А под Ярыженской шли упорные бои. Полки дивизии Киквидзе всеми силами штурмовали станицу три дня и три ночи, без передышки. Непрерывно гремели орудия. Ни метель, ни январские морозы не могли остановить красноармейцев. На четвертый день, после беспощадной рукопашной битвы, взята была Ярыженская железнодорожная станция. Еще две недели продолжался бой за другие опорные пункты белогвардейцев. Неприятель был отброшен по всему фронту. Бойцы Киквидизе двинулись на Новочеркасск — осиное гнездо белой гвардии. Вел дивизию заместитель Киквидзе — Медведовский. Заняв Новочеркасск, стали пробиваться дальше. Интернациональный полк потерял половину людей, но знамя его покрылось боевой славой.
Ехать поездом в Киев в двадцатом году было отнюдь не увеселительной прогулкой, но Лагош, Ганза и Шама терпеливо сносили все неудобства, словно ехали из Табора в Бенешов или из Бржецлава в Угерскую Скалицу, будто за их плечами не было ни плена, ни работы в Максиме, ни трех лет службы в Красной Армии на фронтах гражданской войны...
— Знаешь, не лезет мне в башку, что мы в этой стране уже четыре года, — вздохнул Беда Ганза, словно очнувшись от глубокой задумчивости.
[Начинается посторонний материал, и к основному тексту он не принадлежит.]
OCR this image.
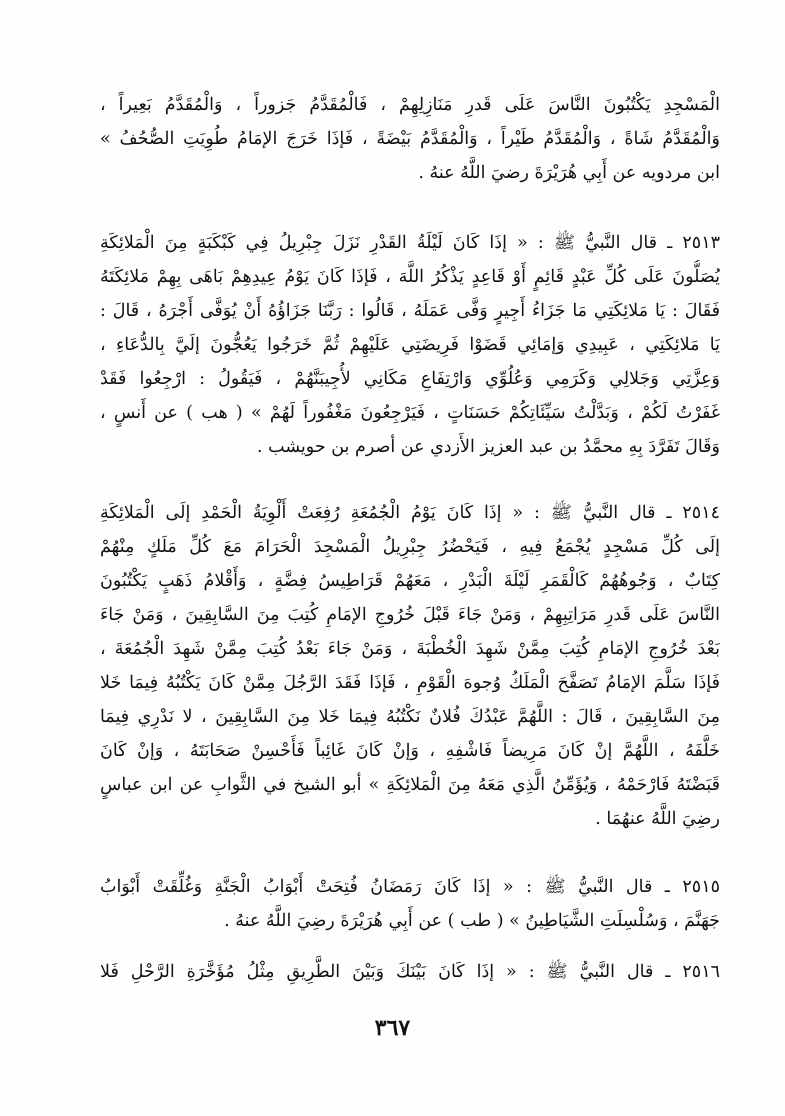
الْمَسْجِدِ يَكْتُبُونَ النَّاسَ عَلَى قَدرِ مَنَازِلِهِمْ ، فَالْمُقَدَّمُ جَزوراً ، وَالْمُقَدَّمُ بَعِيراً ،
وَالْمُقَدَّمُ شَاةً ، وَالْمُقَدَّمُ طَيْراً ، وَالْمُقَدَّمُ بَيْضَةً ، فَإذَا خَرَجَ الإمَامُ طُوِيَتِ الصُّحُفُ »
ابن مردويه عن أَبِي هُرَيْرَةَ رضيَ اللَّهُ عنهُ .
٢٥١٣ ـ قال النَّبيُّ ﷺ : « إذَا كَانَ لَيْلَةُ القَدْرِ نَزَلَ جِبْرِيلُ فِي كَبْكَبَةٍ مِنَ الْمَلائِكَةِ
يُصَلُّونَ عَلَى كُلِّ عَبْدٍ قَائِمٍ أَوْ قَاعِدٍ يَذْكُرُ اللَّهَ ، فَإذَا كَانَ يَوْمُ عِيدِهِمْ بَاهَى بِهِمْ مَلائِكَتَهُ
فَقَالَ : يَا مَلائِكَتِي مَا جَزَاءُ أَجِيرٍ وَفَّى عَمَلَهُ ، قَالُوا : رَبَّنَا جَزَاؤُهُ أَنْ يُوَفَّى أَجْرَهُ ، قَالَ :
يَا مَلائِكَتِي ، عَبِيدِي وَإمَائِي قَضَوْا فَرِيضَتِي عَلَيْهِمْ ثُمَّ خَرَجُوا يَعُجُّونَ إلَيَّ بِالدُّعَاءِ ،
وَعِزَّتِي وَجَلالِي وَكَرَمِي وَعُلُوِّي وَارْتِفَاعِ مَكَانِي لأُجِيبَنَّهُمْ ، فَيَقُولُ : ارْجِعُوا فَقَدْ
غَفَرْتُ لَكُمْ ، وَبَدَّلْتُ سَيِّئَاتِكُمْ حَسَنَاتٍ ، فَيَرْجِعُونَ مَغْفُوراً لَهُمْ » ( هب ) عن أَنسٍ ،
وَقَالَ تَفَرَّدَ بِهِ محمَّدُ بن عبد العزيز الأَزدي عن أصرم بن حويشب .
٢٥١٤ ـ قال النَّبيُّ ﷺ : « إذَا كَانَ يَوْمُ الْجُمُعَةِ رُفِعَتْ أَلْوِيَةُ الْحَمْدِ إلَى الْمَلائِكَةِ
إلَى كُلِّ مَسْجِدٍ يُجْمَعُ فِيهِ ، فَيَحْضُرُ جِبْرِيلُ الْمَسْجِدَ الْحَرَامَ مَعَ كُلِّ مَلَكٍ مِنْهُمْ
كِتَابٌ ، وَجُوهُهُمْ كَالْقَمَرِ لَيْلَةَ الْبَدْرِ ، مَعَهُمْ قَرَاطِيسُ فِضَّةٍ ، وَأَقْلامُ ذَهَبٍ يَكْتُبُونَ
النَّاسَ عَلَى قَدرِ مَرَاتِبِهِمْ ، وَمَنْ جَاءَ قَبْلَ خُرُوجِ الإمَامِ كُتِبَ مِنَ السَّابِقِينَ ، وَمَنْ جَاءَ
بَعْدَ خُرُوجِ الإمَامِ كُتِبَ مِمَّنْ شَهِدَ الْخُطْبَةَ ، وَمَنْ جَاءَ بَعْدُ كُتِبَ مِمَّنْ شَهِدَ الْجُمُعَةَ ،
فَإذَا سَلَّمَ الإمَامُ تَصَفَّحَ الْمَلَكُ وُجوهَ الْقَوْمِ ، فَإذَا فَقَدَ الرَّجُلَ مِمَّنْ كَانَ يَكْتُبُهُ فِيمَا خَلا
مِنَ السَّابِقِينَ ، قَالَ : اللَّهُمَّ عَبْدُكَ فُلانٌ نَكْتُبُهُ فِيمَا خَلا مِنَ السَّابِقِينَ ، لا نَدْرِي فِيمَا
خَلَّفَهُ ، اللَّهُمَّ إنْ كَانَ مَرِيضاً فَاشْفِهِ ، وَإنْ كَانَ غَائِباً فَأَحْسِنْ صَحَابَتَهُ ، وَإنْ كَانَ
قَبَضْتَهُ فَارْحَمْهُ ، وَيُؤَمِّنُ الَّذِي مَعَهُ مِنَ الْمَلائِكَةِ » أبو الشيخ في الثَّوابِ عن ابن عباسٍ
رضِيَ اللَّهُ عنهُمَا .
٢٥١٥ ـ قال النَّبيُّ ﷺ : « إذَا كَانَ رَمَضَانُ فُتِحَتْ أَبْوَابُ الْجَنَّةِ وَغُلِّقَتْ أَبْوَابُ
جَهَنَّمَ ، وَسُلْسِلَتِ الشَّيَاطِينُ » ( طب ) عن أَبِي هُرَيْرَةَ رضِيَ اللَّهُ عنهُ .
٢٥١٦ ـ قال النَّبيُّ ﷺ : « إذَا كَانَ بَيْنَكَ وَبَيْنَ الطَّرِيقِ مِثْلُ مُؤَخَّرَةِ الرَّحْلِ فَلا
٣٦٧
Им удалось раздобыть сидячие места, и Беда расположился у наполовину заколоченного окна, через которое, подергивая себя за светлые усы, смотрел на убегающие назад степи. Помолчав немного, он задумчиво проговорил:
— Эх, как время-то пробежало, ребята... Теперь, когда мы уже на вольной ноге, вид у нас как у выжатого лимона... И что тебе, Ян, в голову втемяшилось клянчить, чтобы нас отпустили из Красной Армии? Тоже мне ветераны, да у нас молоко на губах совсем недавно обсохло...
— Что втемяшилось? Домой хочу! — сорвалось у Шамы. — Да и ты того же хочешь, только соображаешь медленно. Довольно мы повоевали, хватит! Вон и Пулпан уже дома. Как выздоровел после ранения, поехал в Москву, на учебу. Теперь в Праге политику делает... — Но душу Яна раздирали противоречивые чувства: он тоже сам себе кажется надломленным, раненым. — А вообще-то, признаться, и я уезжаю не с легким сердцем. Лучшие годы нашей жизни прошли, и их не вернешь... Я, правда, горжусь, что жизнь наша была такой, какой она была, глаза-то у нас здорово открылись, но что будет со мной дальше? Мама счастлива будет, когда прижмет меня к сердцу, и ей, бедняжке, в голову не придет подумать о том, что ее сыночек колотил, как мог, холуев русского царя, и молодая его жизнь каждый день висела на волоске. И что сын этот привез домой семена, брошенные в его душу Киквидзе, Кнышевым и другими... — Шама махнул рукой, прищелкнув языком. — Чего это я так разошелся, или задаюсь, что был красноармейцем?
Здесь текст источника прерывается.